Evaluation is conducted after a system has been implemented, and is an assessment of the project's success or failure. Using post implementation reviews, data is collected, recorded, and analyzed to compare expected results against actual benefits and returns. Figure 1, shown previously, depicts the evaluation phase in relation to the other two phases. Evaluation is used to 1) decide whether future changes are necessary which can help address serious performance gaps, and 2) make decisions about modifications to the organization's existing evaluation process and selection criteria. This phase is comprised of three steps:
Step 1 -- Conduct Post Implementation Reviews
Step 2 -- Decide on Adjustments
Step 3 -- Lessons Learned
Conduct and review the results of post implementation reviews, focusing on anticipated versus actual results in terms of cost, schedule, performance, and mission improvement outcomes. Determine the causes of major differences between plans and end results.
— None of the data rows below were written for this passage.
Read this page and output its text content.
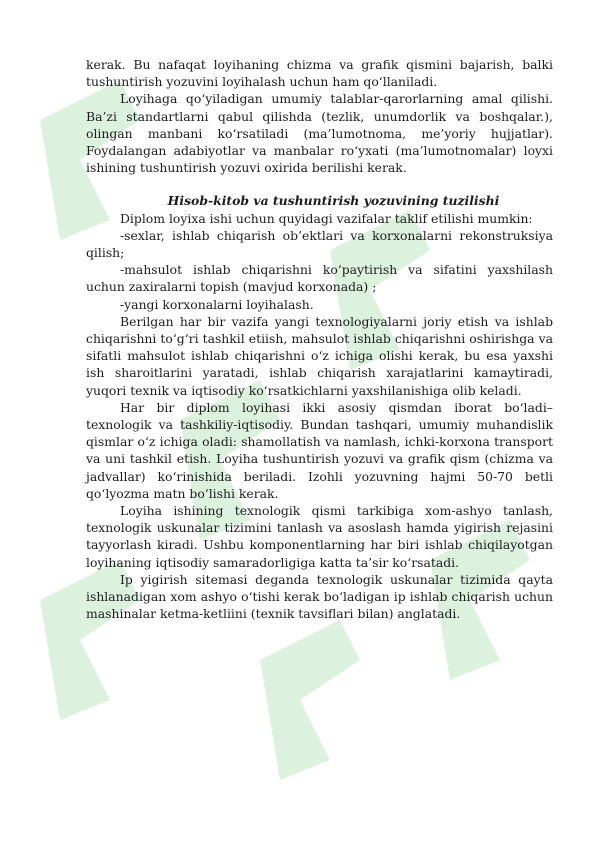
kerak. Bu nafaqat loyihaning chizma va grafik qismini bajarish, balki tushuntirish yozuvini loyihalash uchun ham qo‘llaniladi.

Loyihaga qo‘yiladigan umumiy talablar-qarorlarning amal qilishi. Ba’zi standartlarni qabul qilishda (tezlik, unumdorlik va boshqalar.), olingan manbani ko‘rsatiladi (ma’lumotnoma, me’yoriy hujjatlar). Foydalangan adabiyotlar va manbalar ro‘yxati (ma’lumotnomalar) loyxi ishining tushuntirish yozuvi oxirida berilishi kerak.

Hisob-kitob va tushuntirish yozuvining tuzilishi

Diplom loyixa ishi uchun quyidagi vazifalar taklif etilishi mumkin:

-sexlar, ishlab chiqarish ob’ektlari va korxonalarni rekonstruksiya qilish;

-mahsulot ishlab chiqarishni ko‘paytirish va sifatini yaxshilash uchun zaxiralarni topish (mavjud korxonada) ;

-yangi korxonalarni loyihalash.

Berilgan har bir vazifa yangi texnologiyalarni joriy etish va ishlab chiqarishni to‘g‘ri tashkil etiish, mahsulot ishlab chiqarishni oshirishga va sifatli mahsulot ishlab chiqarishni o‘z ichiga olishi kerak, bu esa yaxshi ish sharoitlarini yaratadi, ishlab chiqarish xarajatlarini kamaytiradi, yuqori texnik va iqtisodiy ko‘rsatkichlarni yaxshilanishiga olib keladi.

Har bir diplom loyihasi ikki asosiy qismdan iborat bo‘ladi– texnologik va tashkiliy-iqtisodiy. Bundan tashqari, umumiy muhandislik qismlar o‘z ichiga oladi: shamollatish va namlash, ichki-korxona transport va uni tashkil etish. Loyiha tushuntirish yozuvi va grafik qism (chizma va jadvallar) ko‘rinishida beriladi. Izohli yozuvning hajmi 50-70 betli qo‘lyozma matn bo‘lishi kerak.

Loyiha ishining texnologik qismi tarkibiga xom-ashyo tanlash, texnologik uskunalar tizimini tanlash va asoslash hamda yigirish rejasini tayyorlash kiradi. Ushbu komponentlarning har biri ishlab chiqilayotgan loyihaning iqtisodiy samaradorligiga katta ta’sir ko‘rsatadi.

Ip yigirish sitemasi deganda texnologik uskunalar tizimida qayta ishlanadigan xom ashyo o‘tishi kerak bo‘ladigan ip ishlab chiqarish uchun mashinalar ketma-ketliini (texnik tavsiflari bilan) anglatadi.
Most federal agencies accept that recently implemented systems are a fait accompli and move on from there. This point of view is contrary to the investment management philosophy of managing the entire IT portfolio. The primary tool to assess a project in best practice organizations is the post-implementation review. Questions to ask include:
The post-implementation review should inform senior management's decision whether to continue, modify, or cancel operational systems.
Using the results of the post implementation review as a baseline, decide whether to continue without adjustment, to modify the system to improve performance or, if necessary, to consider alternatives to the implemented system.
Even with the best system development process, it is quite possible that a new system will have problems or even major flaws that must be taken care of in order for the agency to get the full benefit of its investment. The post implementation review should provide executive management withuseful information on how best to modify a system, or to work around the flaws in a system, in order to improve performance and to bring the system further in alignment with the needs of its customers.
Using the collective results of post implementation reviews across completed systems, modify the organization's existing investment selection and control processes based on lessons learned.
The information from post implementation reviews helps senior management develop better decision criteria during the Selection process and improve the evaluation of ongoing projects during the Control process.
A mature investment process will help ensure that taxpayer dollars spent on information technology will be used to effectively support the agency's mission objectives. Dwindling resources and higher public demand for service means that a project must be worth doing from a mission perspective, it must be possible to accomplish it at reasonable time and cost, and it must support the strategic direction of the agency.
A mature investment process requires discipline, executive management involvement, accountability, and focus on risks and returns using quantifiable measures. Senior program managers, those with the programmatic responsibility in key business areas, should be involved directly in prioritizing and selecting the IT projects their organization will pursue. Their decisions should be well-informed, based on analytical rigor and robust measures. Furthermore, a mature investment process is a year-round activity, not just a process to be done near budget time. Senior program managers should be involved in devising and enforcing solutions to the problems that inevitably arise. Finally, the mature investment process is a learning process. The real-world results of IT projects and mission programs should be continuously fed back to senior managers as they make decisions on new projects and operational systems.